Mantan Menteri Sosial, Idrus Marham
Jakarta – Usai menjalani pemeriksaan perdana sebagai tersangka kasus suap PLTU Riau-1, mantan Menteri Sosial Idrus Marham tampak pasrah. Ia menyerahkan sepenuhnya kepada proses hukum yang sedang berjalan.
Idrus mengaku menghormati proses hukum yang dilakukan oleh KPK. Menurutnya, sebagai tersangka kasus suap, sudah barang tentu bakal menjalani penahanan.
“Saya dari awal menyatakan siap mengikuti seluruh proses-proses dan tahapan-tahapan yang ada. Setelah jadi saksi tersangka, tersangka pasti ada penahanan,” kata Idrus, usai menjalani pemeriksaan penyidik KPK, di Gedung KPK, Jakarta, Jumat (31/8).
Menurutnya, KPK sebagai institusi pemberantasan korupsi tidak akan mengambil langkah yang keliru terkait penetapan tersangka hingga penahanan dirinya.
“Saya katakan begini KPK tidak mungkin mengambil langkah yang tidak sesuai dengan prosedur dan persyaratan yang ada yaitu yang saya selalu sampaikan. KPK punya logika hukum jangan kita melihat dari logika kita sendiri,” terangnya.
Dalam kasus ini, KPK telah menetapkan tiga tersangka. Mereka yakni Wakil Ketua Komisi VII Eni Maulani Saragi, bos Blackgold Natural Resources Limited Johannes Budisutrisno Kotjo dan Idrus Marham.
Penyidik menduga, Idrus mengetahui dan memiliki andil atas penerimaan uang dari Kotjo ke Eni. Sekitar November-Desember 2017, Eni menerima Rp 4 miliar.

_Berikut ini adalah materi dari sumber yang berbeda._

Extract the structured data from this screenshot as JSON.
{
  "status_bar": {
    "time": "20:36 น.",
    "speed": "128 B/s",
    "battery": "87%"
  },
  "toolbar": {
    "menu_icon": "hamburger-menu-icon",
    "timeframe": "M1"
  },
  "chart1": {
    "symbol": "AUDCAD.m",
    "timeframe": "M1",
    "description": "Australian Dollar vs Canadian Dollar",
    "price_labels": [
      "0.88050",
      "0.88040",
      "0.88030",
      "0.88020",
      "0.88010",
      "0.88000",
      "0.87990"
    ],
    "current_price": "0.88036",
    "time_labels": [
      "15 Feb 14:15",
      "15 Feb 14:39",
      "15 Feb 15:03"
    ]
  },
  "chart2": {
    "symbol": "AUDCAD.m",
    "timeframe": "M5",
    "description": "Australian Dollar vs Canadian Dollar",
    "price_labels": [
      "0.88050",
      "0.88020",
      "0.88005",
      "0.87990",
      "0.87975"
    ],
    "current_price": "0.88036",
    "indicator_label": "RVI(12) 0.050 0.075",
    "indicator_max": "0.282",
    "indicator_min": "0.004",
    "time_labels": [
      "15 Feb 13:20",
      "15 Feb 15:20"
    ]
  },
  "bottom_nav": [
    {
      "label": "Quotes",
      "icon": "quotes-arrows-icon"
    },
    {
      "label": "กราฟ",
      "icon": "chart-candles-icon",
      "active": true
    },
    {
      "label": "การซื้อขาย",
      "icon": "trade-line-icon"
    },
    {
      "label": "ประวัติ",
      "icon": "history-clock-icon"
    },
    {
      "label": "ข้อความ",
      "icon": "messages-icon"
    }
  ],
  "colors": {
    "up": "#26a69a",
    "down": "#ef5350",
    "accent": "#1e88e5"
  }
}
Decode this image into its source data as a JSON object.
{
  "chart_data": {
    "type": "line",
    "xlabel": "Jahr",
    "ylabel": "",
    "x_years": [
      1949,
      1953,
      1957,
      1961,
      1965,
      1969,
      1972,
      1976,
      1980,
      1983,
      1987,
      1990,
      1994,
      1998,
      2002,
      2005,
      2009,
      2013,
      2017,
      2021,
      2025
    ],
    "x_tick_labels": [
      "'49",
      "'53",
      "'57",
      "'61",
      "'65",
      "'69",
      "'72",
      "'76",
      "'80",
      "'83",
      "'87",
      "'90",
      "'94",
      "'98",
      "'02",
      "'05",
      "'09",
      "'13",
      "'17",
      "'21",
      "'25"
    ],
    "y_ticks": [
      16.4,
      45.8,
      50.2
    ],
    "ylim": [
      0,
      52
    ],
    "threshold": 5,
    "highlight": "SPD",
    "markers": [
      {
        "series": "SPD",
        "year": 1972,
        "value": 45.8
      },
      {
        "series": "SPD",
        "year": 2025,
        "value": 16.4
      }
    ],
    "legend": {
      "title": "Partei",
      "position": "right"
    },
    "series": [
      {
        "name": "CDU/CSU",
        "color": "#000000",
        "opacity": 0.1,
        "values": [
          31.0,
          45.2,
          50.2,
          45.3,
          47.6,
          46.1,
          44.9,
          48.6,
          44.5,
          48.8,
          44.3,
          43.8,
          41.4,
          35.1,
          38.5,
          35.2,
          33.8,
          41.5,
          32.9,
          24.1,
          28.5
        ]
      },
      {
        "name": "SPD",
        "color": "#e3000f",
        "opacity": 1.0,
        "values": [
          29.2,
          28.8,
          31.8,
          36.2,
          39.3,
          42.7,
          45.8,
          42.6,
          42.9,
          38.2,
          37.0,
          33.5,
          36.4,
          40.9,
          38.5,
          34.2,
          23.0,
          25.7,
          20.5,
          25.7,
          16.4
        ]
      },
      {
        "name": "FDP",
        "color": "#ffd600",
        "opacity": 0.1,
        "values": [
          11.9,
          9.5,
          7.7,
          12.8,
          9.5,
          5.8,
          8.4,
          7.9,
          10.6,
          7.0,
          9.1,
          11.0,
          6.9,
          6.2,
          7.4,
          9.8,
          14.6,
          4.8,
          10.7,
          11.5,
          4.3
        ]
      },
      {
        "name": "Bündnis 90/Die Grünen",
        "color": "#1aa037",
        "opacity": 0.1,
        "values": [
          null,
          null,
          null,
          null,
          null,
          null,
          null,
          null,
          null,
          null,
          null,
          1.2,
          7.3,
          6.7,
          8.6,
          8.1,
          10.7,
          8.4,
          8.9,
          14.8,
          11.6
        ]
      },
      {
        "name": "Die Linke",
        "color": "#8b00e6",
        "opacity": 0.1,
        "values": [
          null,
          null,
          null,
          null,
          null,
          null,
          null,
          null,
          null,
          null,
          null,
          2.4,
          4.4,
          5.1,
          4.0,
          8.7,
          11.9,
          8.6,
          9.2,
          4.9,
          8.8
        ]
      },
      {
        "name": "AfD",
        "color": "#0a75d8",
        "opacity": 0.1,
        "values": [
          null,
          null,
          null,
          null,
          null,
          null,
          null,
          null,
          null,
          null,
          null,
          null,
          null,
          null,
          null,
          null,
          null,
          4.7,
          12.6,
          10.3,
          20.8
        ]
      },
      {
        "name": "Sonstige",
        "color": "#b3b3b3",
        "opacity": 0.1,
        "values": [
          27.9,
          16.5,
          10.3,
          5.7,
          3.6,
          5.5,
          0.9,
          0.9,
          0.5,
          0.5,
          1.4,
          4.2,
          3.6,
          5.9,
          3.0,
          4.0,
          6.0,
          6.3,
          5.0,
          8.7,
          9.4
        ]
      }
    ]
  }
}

Bulan Maret-Juni 2018, Eni kembali menerima Rp 2,25 miliar.
Idrus juga diduga telah menerima janji untuk mendapatkan bagian yang sama dengan Eni sebesar 1,5 juta dollar AS yang dijanjikan Kotjo apabila proyek itu bisa dilaksanakan oleh Kotjo.
Diketahui, KPK tengah mendalami dugaan kongkalingkong pihak PT Pembangkit Jawa Bali (PJB) dengan petinggi PT PLN terkait pembahasan proyek pembangunan PLTU Riau-I. Salah satunya terkait penunjukan langsung perusahaan Blackgold Natural Resources Limited menjadi anggota konsorsium yang menggarap proyek tersebut.
Dalam proses perjalanan proyek ini, diduga PT PLN melalui anak usahanya yakni PT Pembangkitan Jawa-Bali (PJB) menunjuk perusahaan Blackgold Natural Resources Limited untuk mengerjakan proyek PLTU Riau-I. Selain Blackgold dan PT PJB, perusahaan lain yang terlibat dalam konsorsium ini yaitu China Huadian Engineering dan PT PLN Batu Bara.
KPK mengendus adanya peran Eni, Idrus Marham yang saat itu menjabat sebagai Sekjen Partai Golkar dan Sofyan Basir untuk memuluskan Blackgold masuk konsorsium proyek ini. Idrus Marham dan Sofyan Basir pun mengakui mengenal dekat kedua tersangka ini.
Tak hanya itu, Eni dari balik jeruji besi mengakui ada peran Sofyan dan Kotjo sampai akhirnya PT PJB menguasai 51 persen asset. Nilai asset itu memungkinkan PT PJB menunjuk langsung Blackgold sebagai mitranya.
Proyek pembangunan PLTU Riau-I ini merupakan bagian dari program tenaga listrik 35 ribu Megawatt (MW) yang didorong oleh pemerintahan Presiden Joko Widodo-Jusuf Kalla. Pemerintah menargetkan PLTU Riau-I bisa beroperasi pada 2020/2021.
Pada Januari 2018, PJB, PLN Batu Bara, BlackGold, Samantaka, dan Huadian menandatangani Letter of Intent (LoI) atau surat perjanjian bisnis yang secara hukum tak mengikat para pihak. LoI diteken untuk mendapatkan Perjanjian Pembelian Tenaga Listrik (PPA) atas PLTU Riau-I. Samantaka rencananya akan menjadi pemasok batu bara untuk PLTU Riau-I.
Dalam kasus ini, KPK baru menetapkan Eni dan Johannes sebagai tersangka. Eni diduga telah menerima suap Rp4,8 miliar dari Johannes untuk mengatur Blackgold Natural Resources Limited masuk dalam konsorsium penggarap proyek PLTU Riau 1.